Repentance presupposes faith -- no one can repent toward someone they don't believe exists. Repentance involves turning away from an offense with the intent not to go on repeating it. Faith deals with our thinking, attitudes, and actions toward someone and what that person has done for us. Repentance deals with our thinking, attitudes, and actions towards ourselves in relation to someone else, and what we have done against that person. In faith, I trust in God for salvation through Christ from the penalty of my sins. In repentance, I turn from my sins and self-directed life and submit to God as the only rightful Director of my life.

In regards to our relationship with God, the connection between repentance and forgiveness is no different than the connection between faith and forgiveness. We cannot be forgiven by God without faith in Him, nor can we receive His forgiveness without faith in Him. Likewise we cannot be forgiven by God without repentance toward God, nor can we receive His forgiveness without repentance toward Him. This is not because God is unwilling to forgive us unless we believe and repent; it is simply that forgiveness is not real or complete until it is received by the offender, and the means of receiving it are faith and repentance.

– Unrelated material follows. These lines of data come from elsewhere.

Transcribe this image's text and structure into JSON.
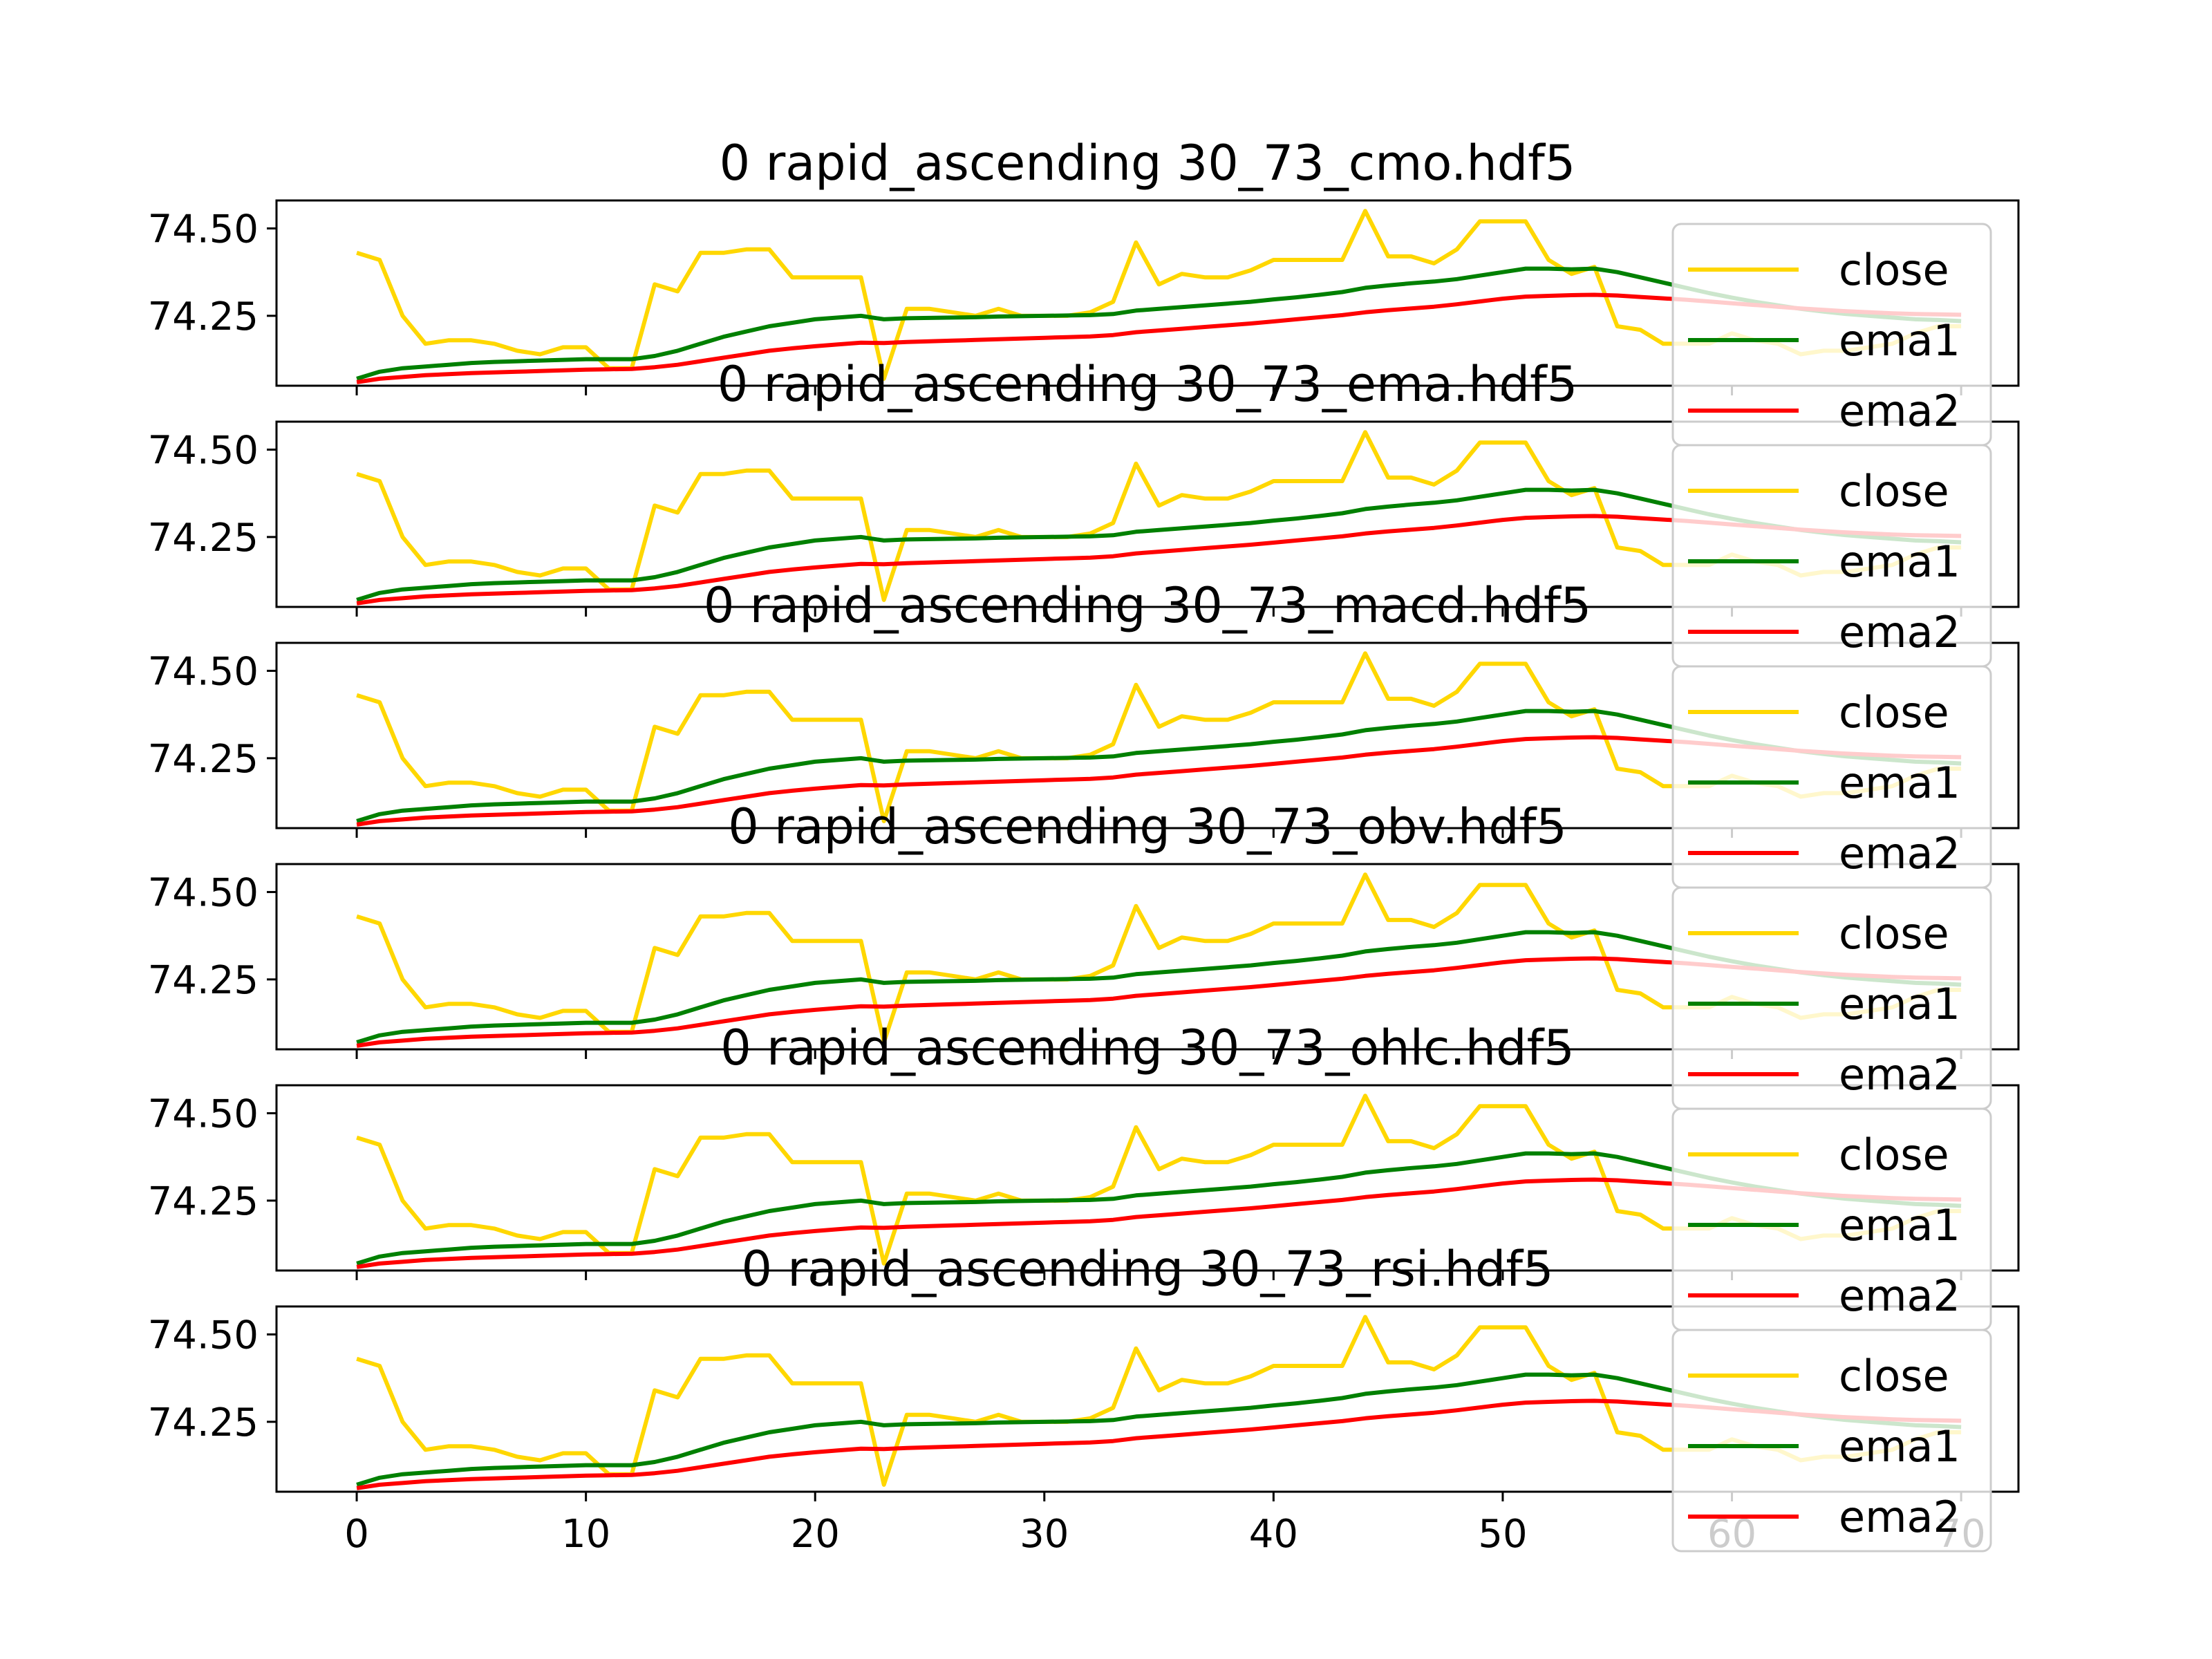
{
  "chart_data": [
    {
      "type": "line",
      "title": "0 rapid_ascending 30_73_cmo.hdf5",
      "xlim": [
        -3.5,
        72.5
      ],
      "ylim": [
        74.05,
        74.58
      ],
      "ytick_labels": [
        "74.25",
        "74.50"
      ],
      "legend": {
        "placement": "right",
        "entries": [
          "close",
          "ema1",
          "ema2"
        ]
      },
      "series": [
        {
          "name": "close",
          "color": "#FFD700",
          "values": []
        },
        {
          "name": "ema1",
          "color": "#008000",
          "values": []
        },
        {
          "name": "ema2",
          "color": "#FF0000",
          "values": []
        }
      ]
    },
    {
      "type": "line",
      "title": "0 rapid_ascending 30_73_ema.hdf5",
      "xlim": [
        -3.5,
        72.5
      ],
      "ylim": [
        74.05,
        74.58
      ],
      "ytick_labels": [
        "74.25",
        "74.50"
      ],
      "legend": {
        "placement": "right",
        "entries": [
          "close",
          "ema1",
          "ema2"
        ]
      }
    },
    {
      "type": "line",
      "title": "0 rapid_ascending 30_73_macd.hdf5",
      "xlim": [
        -3.5,
        72.5
      ],
      "ylim": [
        74.05,
        74.58
      ],
      "ytick_labels": [
        "74.25",
        "74.50"
      ],
      "legend": {
        "placement": "right",
        "entries": [
          "close",
          "ema1",
          "ema2"
        ]
      }
    },
    {
      "type": "line",
      "title": "0 rapid_ascending 30_73_obv.hdf5",
      "xlim": [
        -3.5,
        72.5
      ],
      "ylim": [
        74.05,
        74.58
      ],
      "ytick_labels": [
        "74.25",
        "74.50"
      ],
      "legend": {
        "placement": "right",
        "entries": [
          "close",
          "ema1",
          "ema2"
        ]
      }
    },
    {
      "type": "line",
      "title": "0 rapid_ascending 30_73_ohlc.hdf5",
      "xlim": [
        -3.5,
        72.5
      ],
      "ylim": [
        74.05,
        74.58
      ],
      "ytick_labels": [
        "74.25",
        "74.50"
      ],
      "legend": {
        "placement": "right",
        "entries": [
          "close",
          "ema1",
          "ema2"
        ]
      }
    },
    {
      "type": "line",
      "title": "0 rapid_ascending 30_73_rsi.hdf5",
      "xlim": [
        -3.5,
        72.5
      ],
      "ylim": [
        74.05,
        74.58
      ],
      "ytick_labels": [
        "74.25",
        "74.50"
      ],
      "xtick_labels": [
        "0",
        "10",
        "20",
        "30",
        "40",
        "50",
        "60",
        "70"
      ],
      "legend": {
        "placement": "right",
        "entries": [
          "close",
          "ema1",
          "ema2"
        ]
      }
    }
  ],
  "shared_series": {
    "x": [
      0,
      1,
      2,
      3,
      4,
      5,
      6,
      7,
      8,
      9,
      10,
      11,
      12,
      13,
      14,
      15,
      16,
      17,
      18,
      19,
      20,
      21,
      22,
      23,
      24,
      25,
      26,
      27,
      28,
      29,
      30,
      31,
      32,
      33,
      34,
      35,
      36,
      37,
      38,
      39,
      40,
      41,
      42,
      43,
      44,
      45,
      46,
      47,
      48,
      49,
      50,
      51,
      52,
      53,
      54,
      55,
      56,
      57,
      58,
      59,
      60,
      61,
      62,
      63,
      64,
      65,
      66,
      67,
      68,
      69,
      70
    ],
    "close": [
      74.43,
      74.41,
      74.25,
      74.17,
      74.18,
      74.18,
      74.17,
      74.15,
      74.14,
      74.16,
      74.16,
      74.1,
      74.1,
      74.34,
      74.32,
      74.43,
      74.43,
      74.44,
      74.44,
      74.36,
      74.36,
      74.36,
      74.36,
      74.07,
      74.27,
      74.27,
      74.26,
      74.25,
      74.27,
      74.25,
      74.25,
      74.25,
      74.26,
      74.29,
      74.46,
      74.34,
      74.37,
      74.36,
      74.36,
      74.38,
      74.41,
      74.41,
      74.41,
      74.41,
      74.55,
      74.42,
      74.42,
      74.4,
      74.44,
      74.52,
      74.52,
      74.52,
      74.41,
      74.37,
      74.39,
      74.22,
      74.21,
      74.17,
      74.17,
      74.17,
      74.2,
      74.18,
      74.17,
      74.14,
      74.15,
      74.15,
      74.16,
      74.17,
      74.2,
      74.22,
      74.22
    ],
    "ema1": [
      74.07,
      74.09,
      74.1,
      74.105,
      74.11,
      74.115,
      74.118,
      74.12,
      74.122,
      74.124,
      74.126,
      74.126,
      74.126,
      74.135,
      74.15,
      74.17,
      74.19,
      74.205,
      74.22,
      74.23,
      74.24,
      74.245,
      74.25,
      74.24,
      74.243,
      74.244,
      74.245,
      74.246,
      74.248,
      74.249,
      74.25,
      74.251,
      74.252,
      74.255,
      74.265,
      74.27,
      74.275,
      74.28,
      74.285,
      74.29,
      74.297,
      74.303,
      74.31,
      74.318,
      74.33,
      74.337,
      74.343,
      74.348,
      74.355,
      74.365,
      74.375,
      74.385,
      74.385,
      74.383,
      74.385,
      74.375,
      74.36,
      74.345,
      74.33,
      74.315,
      74.302,
      74.29,
      74.28,
      74.27,
      74.262,
      74.255,
      74.25,
      74.245,
      74.24,
      74.238,
      74.235
    ],
    "ema2": [
      74.06,
      74.07,
      74.075,
      74.08,
      74.083,
      74.086,
      74.088,
      74.09,
      74.092,
      74.094,
      74.096,
      74.097,
      74.098,
      74.103,
      74.11,
      74.12,
      74.13,
      74.14,
      74.15,
      74.157,
      74.163,
      74.168,
      74.173,
      74.172,
      74.175,
      74.177,
      74.179,
      74.181,
      74.183,
      74.185,
      74.187,
      74.189,
      74.191,
      74.195,
      74.203,
      74.208,
      74.213,
      74.218,
      74.223,
      74.228,
      74.234,
      74.24,
      74.246,
      74.252,
      74.26,
      74.266,
      74.271,
      74.276,
      74.283,
      74.291,
      74.299,
      74.305,
      74.307,
      74.309,
      74.31,
      74.308,
      74.304,
      74.3,
      74.296,
      74.291,
      74.286,
      74.281,
      74.276,
      74.271,
      74.267,
      74.263,
      74.26,
      74.257,
      74.255,
      74.254,
      74.253
    ]
  }
}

In regards to our relationship with others, the same stands true. If you commit some offense against me, it would be quite impossible for me to forgive you if you did not believe I existed -- not because I would not want to forgive you, but simply because if you didn't believe I existed, you would never ask me for forgiveness. Few rational adults would be repentant and ask Santa to forgive them for not leaving our milk and cookies, because they don't believe in Santa. (Because Santa doesn't exist -- sorry to have to break it to you like that in a public forum, but it is time you knew anyway.)

So, is repentance required for forgiveness? Yes -- but this does not mean that we are to hold back on extending forgiveness until someone repents! The Father stands anxiously awaiting for the prodigal's return, looking for us while we are yet afar off. He holds out forgiveness, desiring to grant it, waiting for it to be accepted. But until it is accepted, there is no forgiveness. Must someone repent before we can forgive them their trespasses against us? Yes, for in order for forgiveness to be complete, it must be received. But if we are standing back, holding on to the offense, unwilling to extend forgiveness unless it is asked for, we have seriously missed the whole point of what forgiveness is all about. Are we anxiously longing to forgive those who have offended, if only they would ask? That, my friends, is a true sign of one who has some understanding of how much they have been forgiven by God.

Tuesday, August 21, 2007

Everybody's Got a Blog

Everyone has a blog. Except me. Well, until now. Now I have one, too. I can stop feeling left out. I can be one of those people who says, "Yeah, I wrote about that on my blog the other day," or "That will make a good post for my blog," or "My blog is all about hushpuppies," etc.

I can't wait for my first response! Will it be interesting? Exciting? Will unknown persons from foreign lands suddenly discover how fascinating, witty, interesting, and entertaining I am? Will I stop asking myself questions now?

So here it is, my first blog entry. I've heard you have to make the first one really good, so folks will want to keep coming back. How'd I do?